Despite this clear biological rationale, the full potential of nCIT remains constrained by the lack of standardized data linking the patient’s baseline biological status—particularly sarcopenia and systemic inflammation—with specific surgical outcomes, postoperative complications, and long-term survival [15].

Current evidence almost uniformly evaluates these domains separately: sarcopenia alone, inflammation alone, or systemic therapy in isolation. Robust, validated multivariable models that integrate all three domains—sarcopenia, systemic inflammation and neoadjuvant therapy—into a single framework for predicting overall survival, disease-free survival and postoperative complications in surgically treated NSCLC are essentially lacking.

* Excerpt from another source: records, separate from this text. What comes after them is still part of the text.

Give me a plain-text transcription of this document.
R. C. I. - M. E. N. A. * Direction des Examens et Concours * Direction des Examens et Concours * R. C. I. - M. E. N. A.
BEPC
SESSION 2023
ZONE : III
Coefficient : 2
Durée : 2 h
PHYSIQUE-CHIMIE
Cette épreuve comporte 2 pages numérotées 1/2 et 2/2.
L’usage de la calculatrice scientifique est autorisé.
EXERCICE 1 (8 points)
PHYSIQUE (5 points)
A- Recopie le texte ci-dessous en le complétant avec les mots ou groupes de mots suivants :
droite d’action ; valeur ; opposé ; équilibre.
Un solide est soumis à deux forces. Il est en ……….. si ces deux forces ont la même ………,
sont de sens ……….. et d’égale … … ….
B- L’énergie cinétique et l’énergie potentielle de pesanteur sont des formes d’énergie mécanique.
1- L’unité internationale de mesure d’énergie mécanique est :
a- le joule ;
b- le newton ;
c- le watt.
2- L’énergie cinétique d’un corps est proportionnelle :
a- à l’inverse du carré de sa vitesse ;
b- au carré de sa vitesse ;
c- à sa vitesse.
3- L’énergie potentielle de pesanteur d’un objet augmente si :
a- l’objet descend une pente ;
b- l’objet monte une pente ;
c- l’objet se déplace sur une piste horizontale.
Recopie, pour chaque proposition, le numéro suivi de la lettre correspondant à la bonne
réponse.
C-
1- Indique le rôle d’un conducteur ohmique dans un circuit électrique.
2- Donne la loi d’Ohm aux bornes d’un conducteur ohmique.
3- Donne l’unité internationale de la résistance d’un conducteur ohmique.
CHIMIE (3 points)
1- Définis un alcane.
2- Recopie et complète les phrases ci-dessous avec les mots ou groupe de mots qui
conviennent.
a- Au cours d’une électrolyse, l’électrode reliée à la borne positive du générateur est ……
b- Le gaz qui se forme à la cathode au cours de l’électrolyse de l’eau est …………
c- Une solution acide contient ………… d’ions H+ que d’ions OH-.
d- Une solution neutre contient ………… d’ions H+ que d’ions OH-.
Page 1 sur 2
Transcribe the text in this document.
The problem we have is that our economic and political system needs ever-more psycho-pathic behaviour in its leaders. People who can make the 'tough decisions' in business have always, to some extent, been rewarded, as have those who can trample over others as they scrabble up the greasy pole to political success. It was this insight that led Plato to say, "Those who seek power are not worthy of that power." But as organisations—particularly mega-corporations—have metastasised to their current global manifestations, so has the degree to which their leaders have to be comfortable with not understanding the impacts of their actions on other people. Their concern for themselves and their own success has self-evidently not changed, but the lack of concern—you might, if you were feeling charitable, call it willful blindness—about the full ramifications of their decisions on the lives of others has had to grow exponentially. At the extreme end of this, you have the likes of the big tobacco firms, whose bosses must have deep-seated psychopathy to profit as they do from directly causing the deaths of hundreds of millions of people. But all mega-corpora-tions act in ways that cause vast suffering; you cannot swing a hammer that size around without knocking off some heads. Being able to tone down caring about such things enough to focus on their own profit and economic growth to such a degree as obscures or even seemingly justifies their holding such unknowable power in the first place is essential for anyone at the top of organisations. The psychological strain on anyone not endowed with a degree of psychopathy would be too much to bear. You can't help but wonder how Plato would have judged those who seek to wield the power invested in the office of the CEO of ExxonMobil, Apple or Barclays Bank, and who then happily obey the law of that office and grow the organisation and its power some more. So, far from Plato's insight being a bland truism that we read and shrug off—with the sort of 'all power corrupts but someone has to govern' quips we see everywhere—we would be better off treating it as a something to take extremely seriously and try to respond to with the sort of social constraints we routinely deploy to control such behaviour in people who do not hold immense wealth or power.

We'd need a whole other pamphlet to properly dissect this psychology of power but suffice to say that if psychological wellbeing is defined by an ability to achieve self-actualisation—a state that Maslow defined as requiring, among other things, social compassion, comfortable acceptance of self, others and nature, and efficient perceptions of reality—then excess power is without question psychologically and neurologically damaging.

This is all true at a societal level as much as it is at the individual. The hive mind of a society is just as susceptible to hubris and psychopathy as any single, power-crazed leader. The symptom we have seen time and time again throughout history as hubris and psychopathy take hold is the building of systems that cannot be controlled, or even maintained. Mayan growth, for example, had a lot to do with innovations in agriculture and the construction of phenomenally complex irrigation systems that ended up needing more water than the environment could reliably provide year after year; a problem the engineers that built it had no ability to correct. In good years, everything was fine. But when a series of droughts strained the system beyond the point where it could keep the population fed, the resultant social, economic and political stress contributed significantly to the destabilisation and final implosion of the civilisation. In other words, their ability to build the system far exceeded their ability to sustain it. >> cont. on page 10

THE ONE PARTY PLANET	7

Future research should therefore move beyond one-dimensional body-composition metrics and adopt prospective, multidimensional designs that use standardized CT-based definitions of sarcopenia, comprehensive inflammatory and immune–nutritional profiling, and detailed characterization of neoadjuvant regimens. These variables should be modelled as interacting, potentially time-dependent determinants of outcome and linked to structured host-optimization strategies such as nutritional support, immunonutrition and prehabilitation [95]. Prioritizing research that integrates these complex nutritional, inflammatory and immunological factors into unified prognostic models and clinical pathways will enable the medical community to develop personalized, maximally effective therapeutic strategies for each patient with resectable NSCLC, ultimately improving both survival and recovery [15,74,95].